As a child I spent great swathes of time, when I could have been outside running amok among the privet hedges and washing lines in my Crimplene slacks, sitting under the dining-room table, reading. I read every ginger-beer-and-knee-socked volume of Blyton's exhausting oeuvre, pausing only to roll the name Quentin around on my sherbet-stained tongue. (Quentin was the intensely irritable uncle in the Famous Five novels who, I think, may have been harbouring a secret desire to embrace bohemia.)
I ground my way through the tedium of Mary Norton's The Borrowers, who, if they had been trying to furnish their tiny, pilfering lives from the detritus of our suburban home, would have had to make do with hairspray cans and histrionics and a block of caked black eyeliner.
I read Laura Ingalls Wilder's endless, sanctimonious meditation on her Little House on the Prairie and Louisa May Alcott's adventures in Orchard House, and Noel Streatfeild's Ballet Shoes.
I read Streatfeild's entire literary shoe bag, in fact, including a satisfyingly bleak series of autobiographical novels that began with A Vicarage Family. That memorable book made me long for temperance and Sunday school and chilly nights under the hand-sewn eiderdown, in the way that pre-adolescent girls the world over actually quite fancy a bit of asceticism and self-denial en route to their boyband fixations.
As I leafed through the 1970s, my father fired a few books over my bow. I remember abandoning my Jackie annual and trying to wade through Catch-22 to please him.
Hospital visit
Years later, on his first hospital visit to investigate the cancer that would eventually kill him, after the nurse had opened his case and removed the bottle of Paddy from under his folded blue pyjamas, he looked out the window and said: "I am Yossarian in the tree." I kind of knew what he meant.
But now that I’m blind enough to own reading glasses, I can consume what I want.
The other day I walked resolutely past an aggressive display of "Gone Girl, the Addictive No 1 US Bestseller that Everyone is Talking About!!!" Ha, I smirked to myself, what rot. You won't catch me trotting up to the cashier and buying a copy, no siree – and then I trotted up to the cashier and bought a copy.
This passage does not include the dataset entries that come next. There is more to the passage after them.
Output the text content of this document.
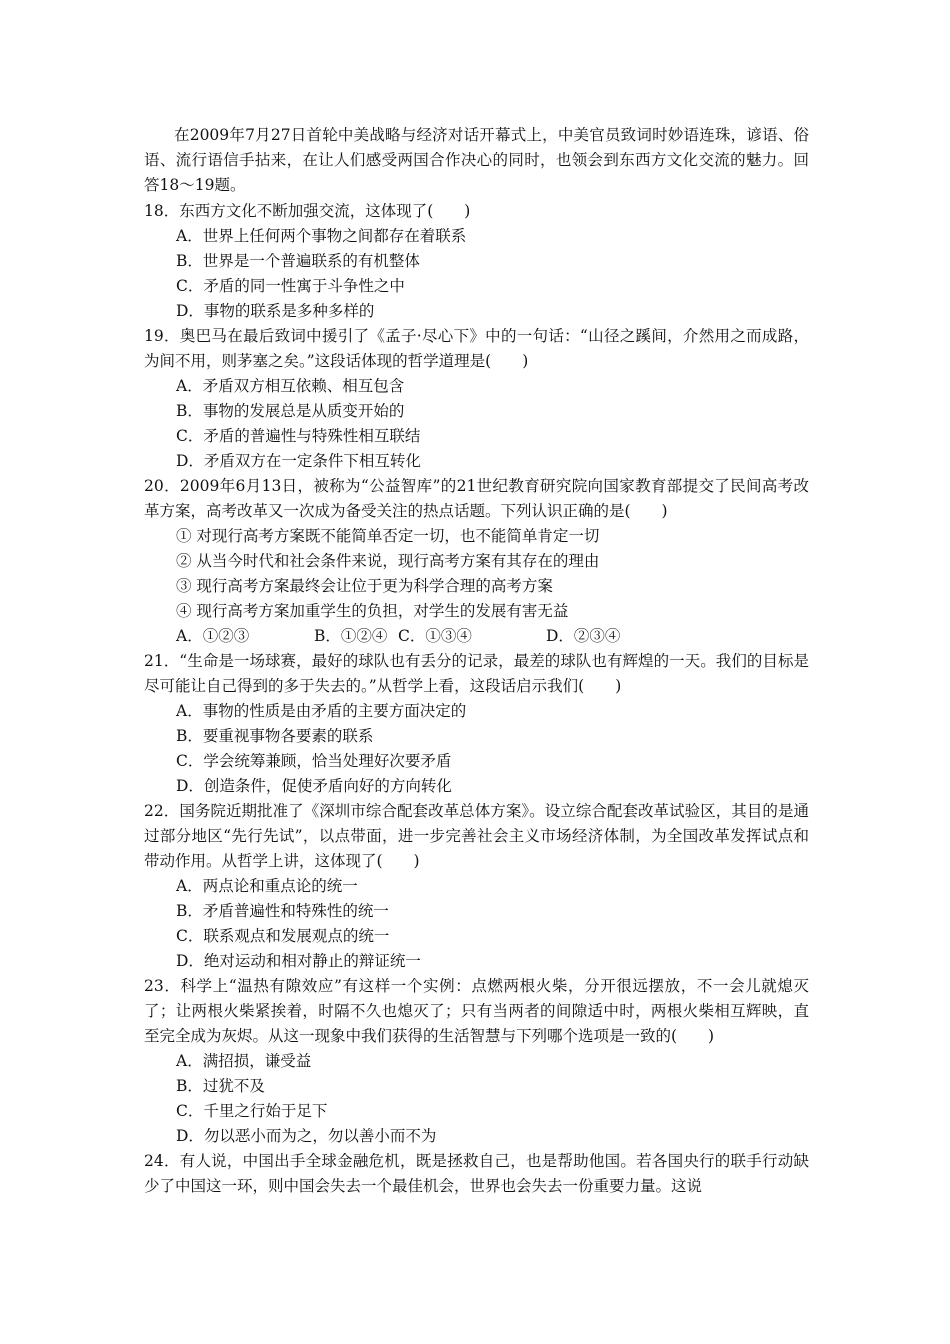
在2009年7月27日首轮中美战略与经济对话开幕式上，中美官员致词时妙语连珠，谚语、俗语、流行语信手拈来，在让人们感受两国合作决心的同时，也领会到东西方文化交流的魅力。回答18～19题。

18．东西方文化不断加强交流，这体现了(　　)

A．世界上任何两个事物之间都存在着联系

B．世界是一个普遍联系的有机整体

C．矛盾的同一性寓于斗争性之中

D．事物的联系是多种多样的

19．奥巴马在最后致词中援引了《孟子·尽心下》中的一句话：“山径之蹊间，介然用之而成路，为间不用，则茅塞之矣。”这段话体现的哲学道理是(　　)

A．矛盾双方相互依赖、相互包含

B．事物的发展总是从质变开始的

C．矛盾的普遍性与特殊性相互联结

D．矛盾双方在一定条件下相互转化

20．2009年6月13日，被称为“公益智库”的21世纪教育研究院向国家教育部提交了民间高考改革方案，高考改革又一次成为备受关注的热点话题。下列认识正确的是(　　)

① 对现行高考方案既不能简单否定一切，也不能简单肯定一切

② 从当今时代和社会条件来说，现行高考方案有其存在的理由

③ 现行高考方案最终会让位于更为科学合理的高考方案

④ 现行高考方案加重学生的负担，对学生的发展有害无益

A．①②③	B．①②④ C．①③④	D．②③④

21．“生命是一场球赛，最好的球队也有丢分的记录，最差的球队也有辉煌的一天。我们的目标是尽可能让自己得到的多于失去的。”从哲学上看，这段话启示我们(　　)

A．事物的性质是由矛盾的主要方面决定的

B．要重视事物各要素的联系

C．学会统筹兼顾，恰当处理好次要矛盾

D．创造条件，促使矛盾向好的方向转化

22．国务院近期批准了《深圳市综合配套改革总体方案》。设立综合配套改革试验区，其目的是通过部分地区“先行先试”，以点带面，进一步完善社会主义市场经济体制，为全国改革发挥试点和带动作用。从哲学上讲，这体现了(　　)

A．两点论和重点论的统一

B．矛盾普遍性和特殊性的统一

C．联系观点和发展观点的统一

D．绝对运动和相对静止的辩证统一

23．科学上“温热有隙效应”有这样一个实例：点燃两根火柴，分开很远摆放，不一会儿就熄灭了；让两根火柴紧挨着，时隔不久也熄灭了；只有当两者的间隙适中时，两根火柴相互辉映，直至完全成为灰烬。从这一现象中我们获得的生活智慧与下列哪个选项是一致的(　　)

A．满招损，谦受益

B．过犹不及

C．千里之行始于足下

D．勿以恶小而为之，勿以善小而不为

24．有人说，中国出手全球金融危机，既是拯救自己，也是帮助他国。若各国央行的联手行动缺少了中国这一环，则中国会失去一个最佳机会，世界也会失去一份重要力量。这说
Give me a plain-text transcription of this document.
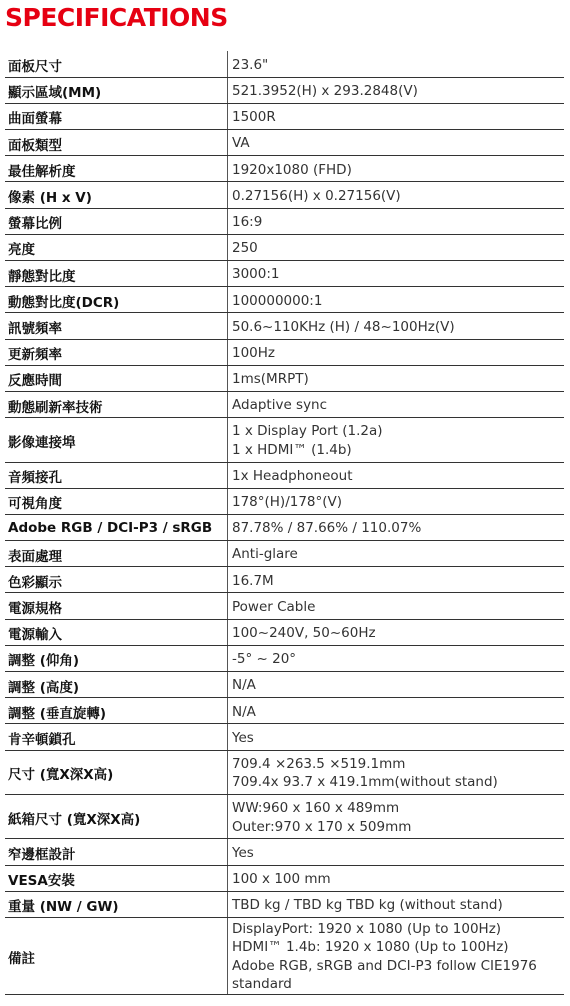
SPECIFICATIONS
面板尺寸	23.6"

顯示區域(MM)	521.3952(H) x 293.2848(V)

曲面螢幕	1500R

面板類型	VA

最佳解析度	1920x1080 (FHD)

像素 (H x V)	0.27156(H) x 0.27156(V)

螢幕比例	16:9

亮度	250

靜態對比度	3000:1

動態對比度(DCR)	100000000:1

訊號頻率	50.6~110KHz (H) / 48~100Hz(V)

更新頻率	100Hz

反應時間	1ms(MRPT)

動態刷新率技術	Adaptive sync

影像連接埠	1 x Display Port (1.2a)
1 x HDMI™ (1.4b)

音頻接孔	1x Headphoneout

可視角度	178°(H)/178°(V)

Adobe RGB / DCI-P3 / sRGB	87.78% / 87.66% / 110.07%

表面處理	Anti-glare

色彩顯示	16.7M

電源規格	Power Cable

電源輸入	100~240V, 50~60Hz

調整 (仰角)	-5° ~ 20°

調整 (高度)	N/A

調整 (垂直旋轉)	N/A

肯辛頓鎖孔	Yes

尺寸 (寬X深X高)	709.4 ×263.5 ×519.1mm
709.4x 93.7 x 419.1mm(without stand)

紙箱尺寸 (寬X深X高)	WW:960 x 160 x 489mm
Outer:970 x 170 x 509mm

窄邊框設計	Yes

VESA安裝	100 x 100 mm

重量 (NW / GW)	TBD kg / TBD kg TBD kg (without stand)

備註	DisplayPort: 1920 x 1080 (Up to 100Hz)
HDMI™ 1.4b: 1920 x 1080 (Up to 100Hz)
Adobe RGB, sRGB and DCI-P3 follow CIE1976
standard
Described as "the thriller of the year", Gone Girl, by the American author Gillian Flynn, has sold more copies than there are grains of sand.
The cover, jet black with bright orange lettering, looks alarmingly like a bottle of drain cleaner, and, in many ways, that’s exactly what the book is. You pour its noxious contents in through your eye sockets, and within about 48 hours it will have cleared out every bit of crusting discernment that may have been lurking in your literary system.
Potent alchemy
The book's potent alchemy fuses together its "gripping", "baffling" and "tantalising" ingredients to erase all traces of perspicacity.
The sheer tedium of the book will obliterate your critical faculties, leaving your synapses and brainwaves shiny and new. Read it and your slackened lobes will be clean as a whistle.
Gone Girl, without raining on your reading pleasure, is the story of a marriage between two dull, self-serving people, one of whom disappears. The pages are populated by spoilt women and grudging men, and the novel's final percussive beats are deeply depressing.
The author seems to suggest that the devil you know is better than the devil you might meet if you got your head out of your waxed and buffed ass, and that couples may as well just suck up each other’s vileness and get on with pursuing the imperfect dream of the perfect lifestyle.
I read it, cover to cover; it’s a page-turner. I read it while the dinner burned and the hungry children carved their initials into the cat, and the cat sued, and the children fled, and the whole house of cards came tumbling down around my shell-likes.
And still I read, on and on, until the last bitter, unsatisfactory page.
And when the novel was over I read the section at the back that suggested notes for igniting discussion in your book club.
I'm not in a book club – I'd have to spend too long cleaning the bathroom – but
if I was in one, made up of people who didn't mind drying their hands on the curtains, I wouldn't waste another moment dissecting America's latest number-one bestseller.
Instead, I’d ask my fellow readers to cast their minds back and focus on a more compelling literary question that’s haunted me for decades now: what was really going on between Noddy and Tessie Bear? I’d always assumed he was gay.